Diverse Siegel und Label erschweren die Kaufentscheidung

Kritiker bemängeln darüber hinaus eine ungenaue Kennzeichnung. Diverse Siegel und Label erschweren die Kaufentscheidung, statt als Orientierung zu dienen. Eine europäische Bürgerinitiative will jetzt auf EU-Ebene dafür sorgen, dass Lebensmittelhersteller klar angeben müssen, ob ihre Produkte vegetarisch, vegan oder fleischhaltig sind. EU-Bürger sollen das Anliegen durch das Zeichnen einer Petition unterstützen können.

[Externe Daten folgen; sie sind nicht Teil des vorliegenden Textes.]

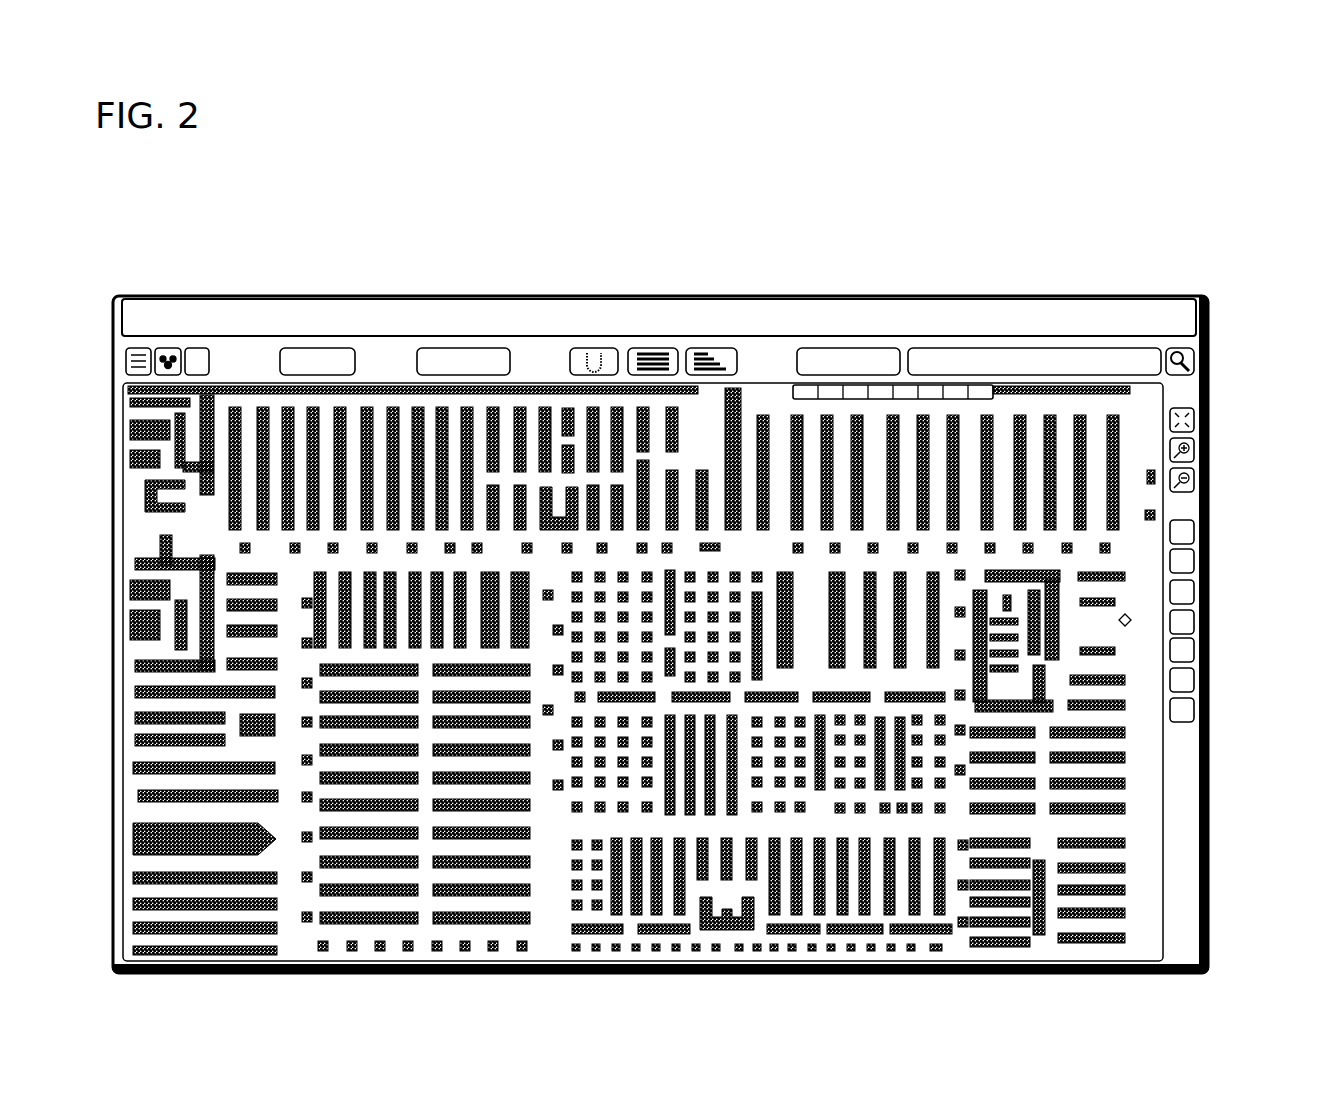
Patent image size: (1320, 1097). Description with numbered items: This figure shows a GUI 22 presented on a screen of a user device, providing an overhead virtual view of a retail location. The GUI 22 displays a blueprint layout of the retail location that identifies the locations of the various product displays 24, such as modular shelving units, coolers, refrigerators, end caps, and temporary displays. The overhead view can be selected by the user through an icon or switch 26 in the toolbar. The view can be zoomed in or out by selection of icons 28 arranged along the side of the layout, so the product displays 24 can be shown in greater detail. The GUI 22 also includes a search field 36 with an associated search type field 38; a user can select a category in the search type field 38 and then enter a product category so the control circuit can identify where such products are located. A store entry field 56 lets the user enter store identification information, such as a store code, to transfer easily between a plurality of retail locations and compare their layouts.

The GUI 22 is at (1233, 197).
The product displays 24 is at (276, 576).
The icon or switch 26 is at (620, 348).
The icons 28 is at (1208, 413).
The search field 36 is at (1030, 345).
The search type field 38 is at (870, 345).
The store entry field 56 is at (347, 348).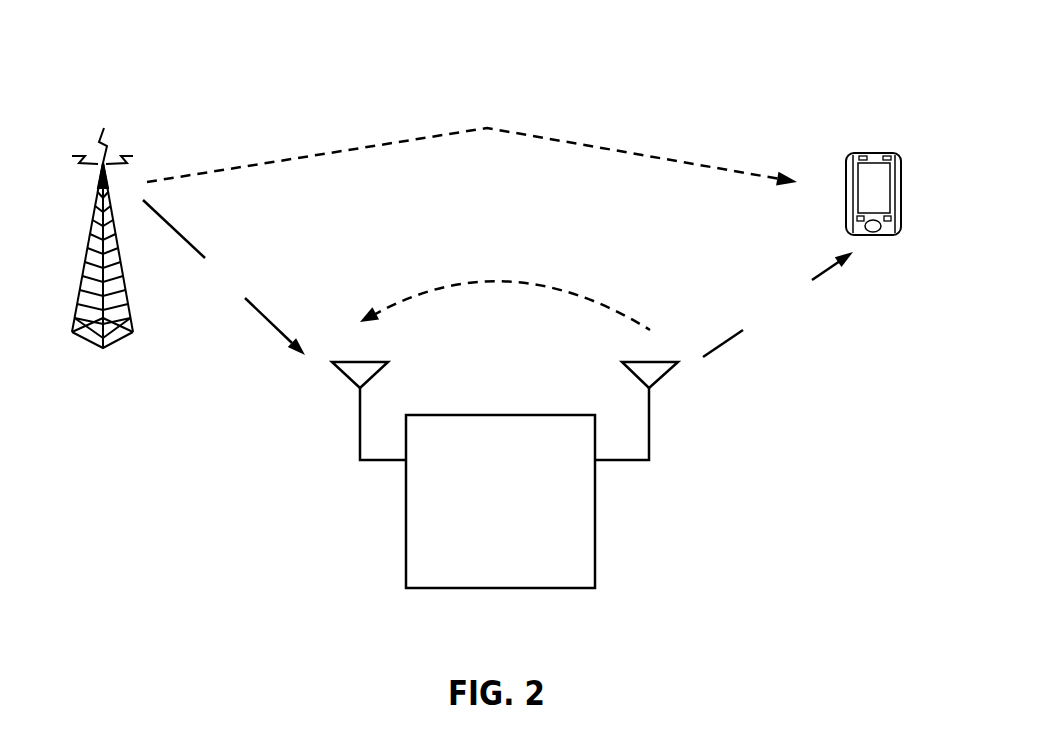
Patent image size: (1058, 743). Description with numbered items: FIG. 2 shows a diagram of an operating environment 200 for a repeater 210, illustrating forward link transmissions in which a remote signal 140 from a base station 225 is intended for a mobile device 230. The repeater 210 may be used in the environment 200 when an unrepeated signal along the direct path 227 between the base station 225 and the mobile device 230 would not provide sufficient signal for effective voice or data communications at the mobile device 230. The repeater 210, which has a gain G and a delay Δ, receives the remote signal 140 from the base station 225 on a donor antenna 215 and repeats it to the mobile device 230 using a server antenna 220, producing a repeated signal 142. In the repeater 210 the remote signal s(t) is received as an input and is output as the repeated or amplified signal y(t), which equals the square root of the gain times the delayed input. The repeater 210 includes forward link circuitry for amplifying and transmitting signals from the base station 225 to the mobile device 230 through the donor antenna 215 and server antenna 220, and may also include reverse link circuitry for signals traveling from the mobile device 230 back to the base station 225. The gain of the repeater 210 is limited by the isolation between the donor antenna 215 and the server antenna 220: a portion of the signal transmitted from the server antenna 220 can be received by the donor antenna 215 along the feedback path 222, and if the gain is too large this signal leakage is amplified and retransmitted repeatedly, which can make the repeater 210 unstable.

The operating environment 200 is at (792, 54).
The base station 225 is at (112, 347).
The remote signal 140 is at (186, 241).
The path 227 is at (605, 150).
The feedback path 222 is at (537, 285).
The donor antenna 215 is at (380, 370).
The server antenna 220 is at (632, 368).
The repeater 210 is at (522, 588).
The repeated signal 142 is at (820, 272).
The mobile device 230 is at (868, 153).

Vielleicht haben diese Faktoren – Preis, Kennzeichnung, Geschmack – dazu geführt, dass der über Jahre hinweg stark wachsende Markt für Fleischersatzprodukte nach Angaben der Gesellschaft für Konsumforschung (GfK) im vergangenen Jahr rückläufig war. Auch das Unternehmen Rügenwalder Mühle räumt ein, dass sich der Markt „deutlich langsamer“ entwickelt als in den vergangenen Jahren. Aber: „Wir sind davon überzeugt, dass vegetarische und vegane Fleischalternativen weitaus mehr als ein kurzlebiger Trend sind – und das sagen wir als ehemals klassischer Fleischverarbeiter.“

Wissenschaftler sehen ebenfalls noch Potenzial: „Der Anteil derjenigen, die sagen, dass Tiere ein Recht auf Leben haben, beträgt 15 Prozent – da ist also noch Spielraum“, meint etwa Achim Spiller. Er hat freilich auch schon einen Gegentrend beobachtet: In Teilen der Bevölkerung nehme der Fleischkonsum sogar wieder zu: unter jungen Männern etwa, „die am liebsten im Winter durchgrillen würden“.